In this project, we consider the task of predicting recipe tags given information about recipes as a case study.

We use the "Food.com Recipes and Interactions" dataset scraped from Food.com on Kaggle [1]. This dataset includes various features of recipes, including cooking time, ingredients, steps to complete the recipe, and user-generated tags.

Specifically, we naively construct a prompt using recipe metadata in the input of the form:

Given a recipe, predict its tags.
---
Recipe Name: {NAME}
Cooking Time: {COOKING_TIME} minutes
Number of Ingredients: {NUMBER_OF_INGREDIENTS}
Number of Steps: {NUMBER_OF_STEPS}
Ingredients: {INGREDIENTS_AS_A_CSV}
Steps: {STEPS_AS_PLAINTEXT}
---
Now, predict the tags.

And then we expect the output string to be a comma-separated list of tags, i.e. of the form:

tag_1,tag_2,tag_3,...tag_n

We then fine-tune the t5-small text-to-text transformer model [2] using the Seq2Seq training pipeline available on HuggingFace using the input/output format above. Note that we don't even provide the model with the full set of tags- it has to learn the tag distribution during the fine-tuning process.

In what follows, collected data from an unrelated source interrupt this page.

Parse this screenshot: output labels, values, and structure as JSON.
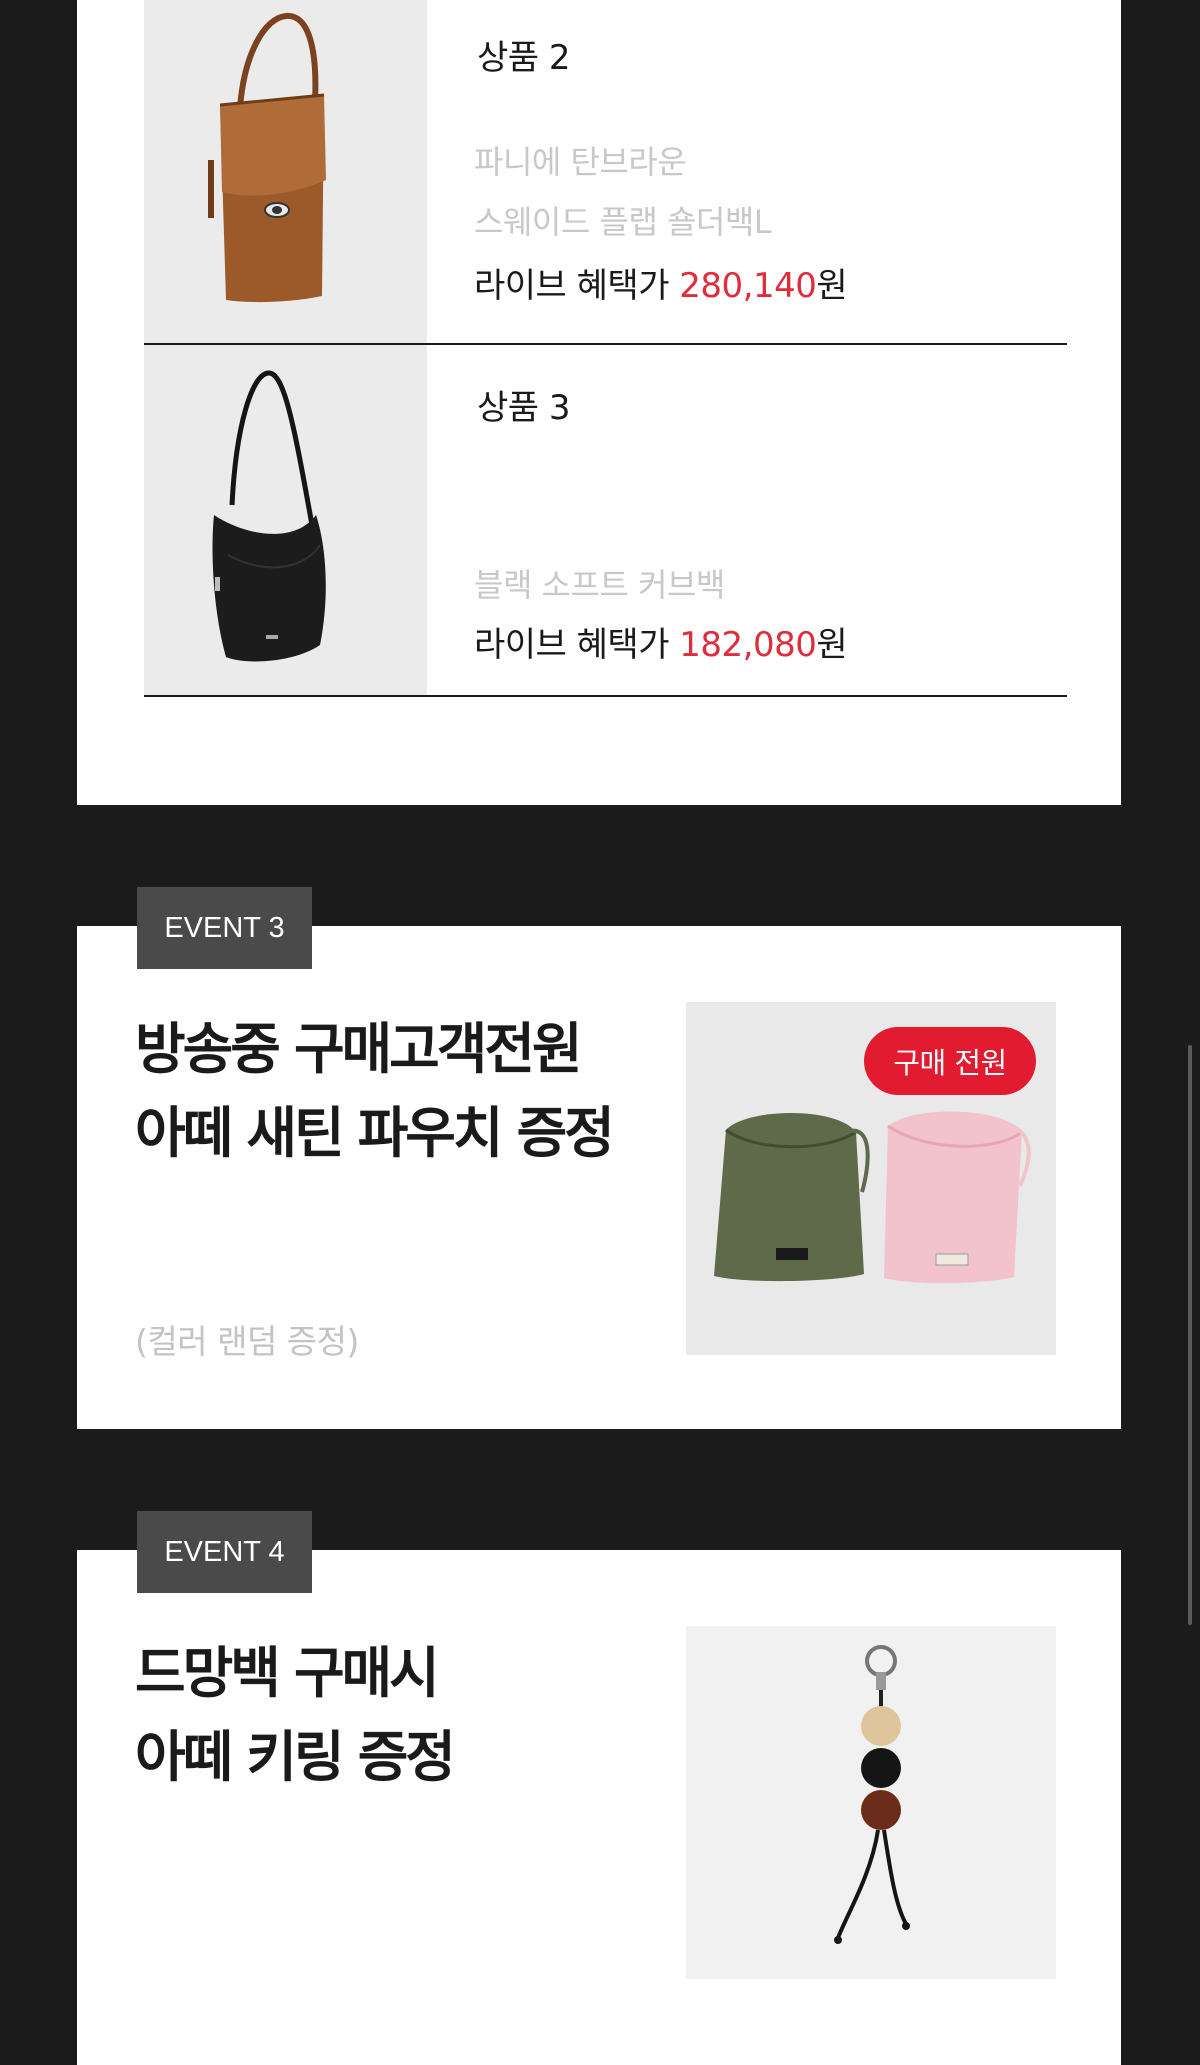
{
  "products": [
    {
      "label": "상품 2",
      "name_lines": [
        "파니에 탄브라운",
        "스웨이드 플랩 숄더백L"
      ],
      "price_prefix": "라이브 혜택가 ",
      "price": "280,140",
      "price_suffix": "원",
      "image_icon": "brown-suede-bag-image"
    },
    {
      "label": "상품 3",
      "name_lines": [
        "블랙 소프트 커브백"
      ],
      "price_prefix": "라이브 혜택가 ",
      "price": "182,080",
      "price_suffix": "원",
      "image_icon": "black-curve-bag-image"
    }
  ],
  "event3": {
    "tag": "EVENT 3",
    "headline_lines": [
      "방송중 구매고객전원",
      "아떼 새틴 파우치 증정"
    ],
    "note": "(컬러 랜덤 증정)",
    "badge": "구매 전원",
    "image_icon": "satin-pouch-image"
  },
  "event4": {
    "tag": "EVENT 4",
    "headline_lines": [
      "드망백 구매시",
      "아떼 키링 증정"
    ],
    "image_icon": "keyring-image"
  },
  "colors": {
    "background": "#1b1b1b",
    "card": "#ffffff",
    "price_accent": "#e02d3c",
    "badge": "#e21b31",
    "tag": "#4a4a4a"
  }
}
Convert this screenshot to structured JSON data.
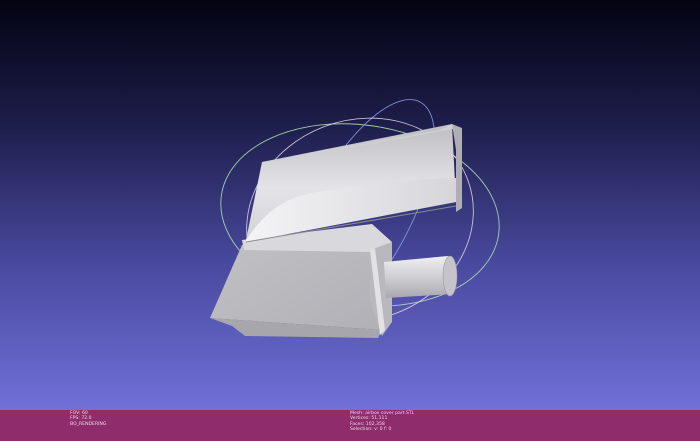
{
  "viewport": {
    "background_top": "#030312",
    "background_bottom": "#7070d8",
    "model_color": "#c8c8cc",
    "trackball_colors": [
      "#b8e4b0",
      "#9aaaf0",
      "#f0e4ec"
    ]
  },
  "status": {
    "left": [
      "FOV: 60",
      "FPS:  72.0",
      "BO_RENDERING"
    ],
    "right": [
      "Mesh: airbox cover part.STL",
      "Vertices: 51,111",
      "Faces: 102,358",
      "Selection: v: 0 f: 0"
    ]
  },
  "status_color": "#8e2c6c"
}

Because there is no implicit ordering on the recipe tags in our output, we cannot naively use the standard cross-entropy loss function for next-token prediction. However, we can impose an arbitrary ordering of recipe tags that can be learned. Two examples are:

  1. Alphanumeric Ordering
  2. Dataset Frequency

In this project, we chose to implement (1), with the expectation that transformer models can implicitly learn alphanumeric ordering by understanding which tokens should be output sooner in the sequences. We also expect that (2) will also produce good results, provided there are enough examples of each tag in the input.

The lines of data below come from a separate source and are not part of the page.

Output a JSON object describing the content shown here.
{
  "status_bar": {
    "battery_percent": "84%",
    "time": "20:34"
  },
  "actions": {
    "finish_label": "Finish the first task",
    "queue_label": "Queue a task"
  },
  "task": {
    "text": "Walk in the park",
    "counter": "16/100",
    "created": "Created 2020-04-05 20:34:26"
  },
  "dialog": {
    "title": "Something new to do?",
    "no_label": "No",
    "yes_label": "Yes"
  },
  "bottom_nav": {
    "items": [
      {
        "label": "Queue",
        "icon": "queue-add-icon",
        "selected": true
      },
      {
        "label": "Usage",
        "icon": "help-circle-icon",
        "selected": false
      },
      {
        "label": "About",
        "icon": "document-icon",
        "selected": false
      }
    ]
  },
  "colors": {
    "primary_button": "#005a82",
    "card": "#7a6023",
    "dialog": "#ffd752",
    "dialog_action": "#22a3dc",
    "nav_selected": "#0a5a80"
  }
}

By imposing an ordering, we can once again learn from the standard cross-entropy loss.

Results

Although we train on the cross-entropy loss, because it is differentiable, we track the performance of the model using the Jaccard Similarity and the Dice Coefficient metrics. These are both measures of the similarity of two sets, a good match for what is effectively a set prediction task.

After fine-tuning t5-small on 95% of the input data for a single epoch, we are able to achieve the following performance:

Metric Score
Jaccard 0.218
Dice 0.348

Performance here is represented as a performance on a 200 size validation set. Since training was only run once, the validation set can be considered as a test set as well (no chance of overfitting to the validation set). Additionally, no hyperparameter optimization was done.

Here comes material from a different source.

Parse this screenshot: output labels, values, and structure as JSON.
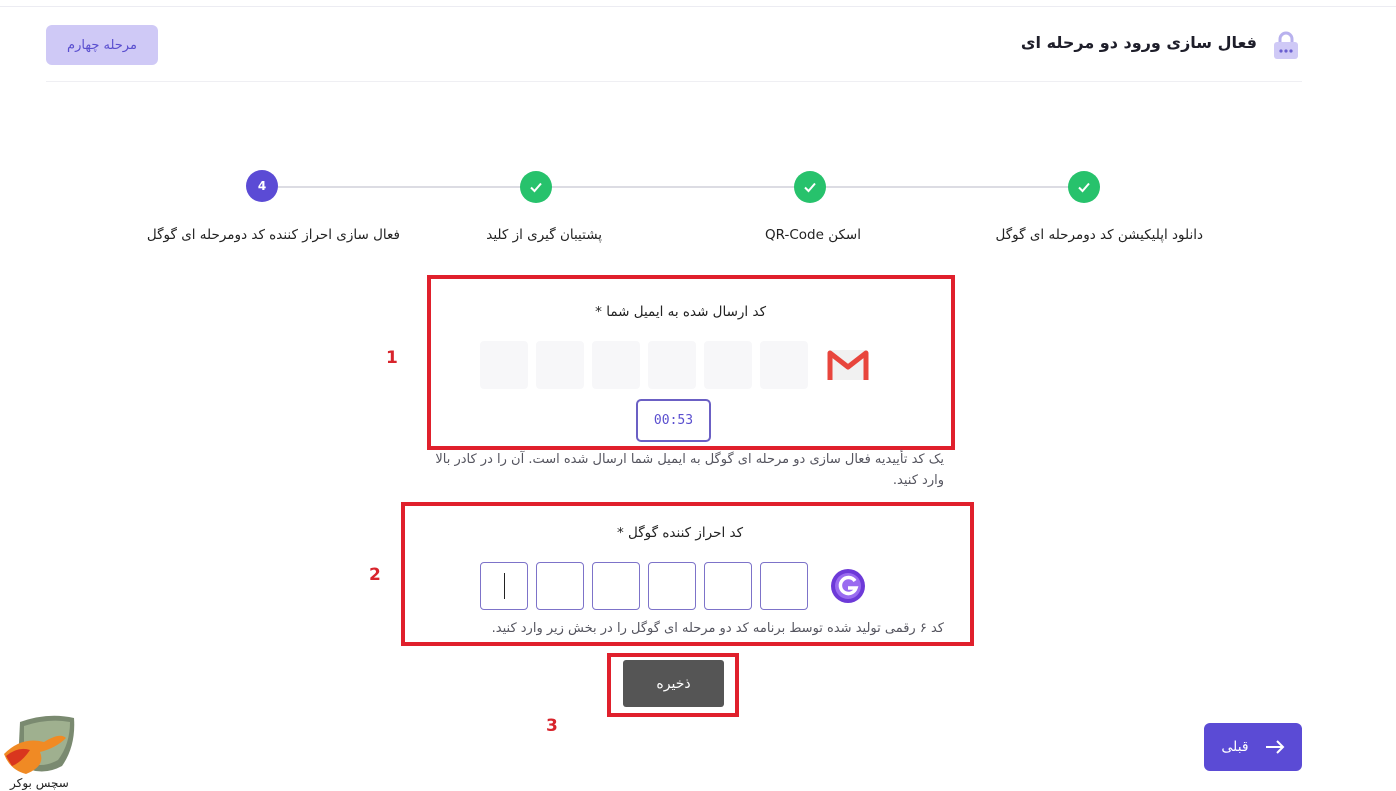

The above performance is a bit surprising- given that we give the model no prior indication as to the distribution of tags, and also that there is no theoretical ground truth for user-generated tags, the model is nevertheless able to learn not only which tags to input, but also the arbitrary ordering we have imposed.

How to Run

This repository has been prepared to be run easily in any environment and is fairly compact. Two scripts are provided for running this directly on Runpod, but the notebook can easily be run locally or on a different cloud GPU provider.

The generic steps are:

  1. Clone this repo
  2. Ensure the files are in the place you wish to run the script.
  3. Install the python package dependencies, using the provided requirements.txt file and pip
  4. Download the dataset from Kaggle (you may need to create an account if you haven't already)
  5. Run the cells in the notebook

The specific steps if using Runpod are:

  1. Clone this repo locally
  2. Create a runpod instance if you don't already have one. Ideally create one with the latest Pytorch image already built-in.
  3. Edit RUNPOD_PORT and RUNPOD_ADDR in local_script.sh with the values from your instance.
  4. Run bash local_script.sh
  5. Create a Kaggle API key if you don't already have it and install it locally
  6. ssh into your Runpod instance and run bash runpod_script.sh
  7. Run the cells in the notebook

References

[1] Shuyang Li. (2019). Food.com Recipes and Interactions [Data set]. Kaggle. https://doi.org/10.34740/KAGGLE/DSV/783630

[2] Raffel, C., Shazeer, N., Roberts, A., Lee, K., Narang, S., Matena, M., ... & Liu, P. J. (2020). Exploring the limits of transfer learning with a unified text-to-text transformer. J. Mach. Learn. Res., 21(140), 1-67.